If you really wanted to establish your green cred, you would of course take the bus, or even better, walk. This is Denver, however, and it is January. So for this presentation, you not only need to arrive, you need to keep from freezing your tail off. Traditionally, the best way to arrive has been in the latest, most expensive new car you can. The newest electric vehicles can help out, especially on the expensive part.
Electric cars are the darlings of the sustainability set, and are creating as much or more buzz than the first hybrids did when they arrived on showroom floors. And just like the early hybrids, green minded consumers have to pay a premium to get into an EV. The cars them selves are just plain expensive to purchase. But if you can get over the initial sticker shock, EVs have the potential to pay for themselves with their overall cheaper operating costs.
Operating cost is a hidden factor that is easy to ignore when purchasing a new vehicle, and the single biggest operating cost is putting fuel in the darn thing. In most comparisons of vehicle operating costs, additional factors like vehicle depreciation and maintenance are taken into account. These are hard to quantify at this point for electrics. First of all the technology is new enough that there is no way to accurately determine depreciation rates of the vehicles. Maintenance of an EV is hard to determine as well, but theoretically the maintenance costs of an electric vehicle should be negligible in comparison with a typical vehicle, or even a hybrid. Oil changes and fuel filter changes simply don’t apply to electrics.
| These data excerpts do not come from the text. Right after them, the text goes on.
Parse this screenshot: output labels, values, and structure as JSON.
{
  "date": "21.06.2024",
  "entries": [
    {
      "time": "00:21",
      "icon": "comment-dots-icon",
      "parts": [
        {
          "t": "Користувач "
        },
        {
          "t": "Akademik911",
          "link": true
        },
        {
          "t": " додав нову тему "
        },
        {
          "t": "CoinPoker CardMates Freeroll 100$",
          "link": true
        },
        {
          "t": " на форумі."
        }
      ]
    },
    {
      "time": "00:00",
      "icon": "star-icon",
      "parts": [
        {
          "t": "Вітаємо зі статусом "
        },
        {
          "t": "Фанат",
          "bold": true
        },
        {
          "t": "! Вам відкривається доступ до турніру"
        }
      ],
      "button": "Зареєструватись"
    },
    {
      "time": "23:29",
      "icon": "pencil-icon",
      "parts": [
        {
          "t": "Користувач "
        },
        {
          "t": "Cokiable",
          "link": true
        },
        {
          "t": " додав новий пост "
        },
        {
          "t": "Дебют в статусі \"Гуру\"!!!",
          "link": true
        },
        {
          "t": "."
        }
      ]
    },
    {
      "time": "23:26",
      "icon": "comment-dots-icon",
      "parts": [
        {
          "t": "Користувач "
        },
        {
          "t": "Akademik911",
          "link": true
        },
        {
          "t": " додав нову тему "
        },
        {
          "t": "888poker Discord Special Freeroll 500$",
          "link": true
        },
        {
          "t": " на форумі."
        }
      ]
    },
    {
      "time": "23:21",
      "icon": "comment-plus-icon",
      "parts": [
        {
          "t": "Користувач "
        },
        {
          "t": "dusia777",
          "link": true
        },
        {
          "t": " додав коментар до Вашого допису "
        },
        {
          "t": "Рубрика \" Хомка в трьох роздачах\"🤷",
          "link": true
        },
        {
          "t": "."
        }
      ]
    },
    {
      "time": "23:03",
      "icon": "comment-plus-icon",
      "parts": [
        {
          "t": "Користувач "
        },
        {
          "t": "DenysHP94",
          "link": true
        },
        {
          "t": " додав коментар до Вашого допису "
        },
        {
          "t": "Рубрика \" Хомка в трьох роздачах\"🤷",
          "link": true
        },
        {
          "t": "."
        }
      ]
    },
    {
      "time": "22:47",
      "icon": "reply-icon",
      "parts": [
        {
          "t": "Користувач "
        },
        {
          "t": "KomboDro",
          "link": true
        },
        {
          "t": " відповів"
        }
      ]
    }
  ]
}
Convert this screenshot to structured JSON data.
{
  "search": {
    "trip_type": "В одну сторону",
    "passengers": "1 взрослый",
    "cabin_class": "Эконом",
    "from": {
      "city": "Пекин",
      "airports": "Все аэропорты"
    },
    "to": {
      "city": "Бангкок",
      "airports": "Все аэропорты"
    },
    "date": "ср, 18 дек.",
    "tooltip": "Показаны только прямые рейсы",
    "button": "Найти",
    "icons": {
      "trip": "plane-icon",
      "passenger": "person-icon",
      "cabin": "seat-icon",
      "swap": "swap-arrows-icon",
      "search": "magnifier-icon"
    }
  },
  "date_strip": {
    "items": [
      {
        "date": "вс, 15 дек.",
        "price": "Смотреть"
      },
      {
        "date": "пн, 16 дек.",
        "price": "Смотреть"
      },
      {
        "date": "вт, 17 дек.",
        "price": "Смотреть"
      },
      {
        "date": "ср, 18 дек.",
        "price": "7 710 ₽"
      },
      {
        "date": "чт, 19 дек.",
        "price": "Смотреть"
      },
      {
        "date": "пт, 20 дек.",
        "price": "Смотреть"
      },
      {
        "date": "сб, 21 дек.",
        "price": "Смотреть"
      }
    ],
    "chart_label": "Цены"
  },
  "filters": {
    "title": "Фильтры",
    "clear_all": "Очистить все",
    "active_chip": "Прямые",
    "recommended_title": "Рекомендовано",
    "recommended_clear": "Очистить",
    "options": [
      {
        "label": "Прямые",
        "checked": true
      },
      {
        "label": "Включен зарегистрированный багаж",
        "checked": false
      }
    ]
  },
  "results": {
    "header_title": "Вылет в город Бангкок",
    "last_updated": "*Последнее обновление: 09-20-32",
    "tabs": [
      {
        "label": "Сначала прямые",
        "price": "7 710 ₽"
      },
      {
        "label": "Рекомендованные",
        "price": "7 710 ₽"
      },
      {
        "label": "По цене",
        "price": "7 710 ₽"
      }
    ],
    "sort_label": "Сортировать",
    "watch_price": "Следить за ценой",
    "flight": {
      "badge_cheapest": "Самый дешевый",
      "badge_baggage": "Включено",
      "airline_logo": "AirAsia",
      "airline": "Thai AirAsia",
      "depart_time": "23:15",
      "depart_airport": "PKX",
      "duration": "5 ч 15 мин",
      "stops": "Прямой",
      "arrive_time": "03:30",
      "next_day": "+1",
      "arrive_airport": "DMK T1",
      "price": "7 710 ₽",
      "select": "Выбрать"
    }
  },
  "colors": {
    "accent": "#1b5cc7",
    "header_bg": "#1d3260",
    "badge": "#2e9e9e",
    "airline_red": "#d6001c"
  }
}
Battery longevity and the cost of eventual replacement remains to be seen.
Looking chiefly at fuel costs then, the current electrics on the market, the Nissan Leaf and the Chevy Volt, have the competition beat more than handily according to a recent report from the Consumer’s Union. The best cost per mile vehicle in their comparison was the Toyota Prius hybrid, which costs $2.59 to drive for a thirty mile trip. The Leaf and the Volt will both take you 30 mies for less than $1.20. The difference becomes more complicated on longer trips however. The full electric Leaf will only travel 70 miles before it needs to be parked for as long as 5 hours to recharge.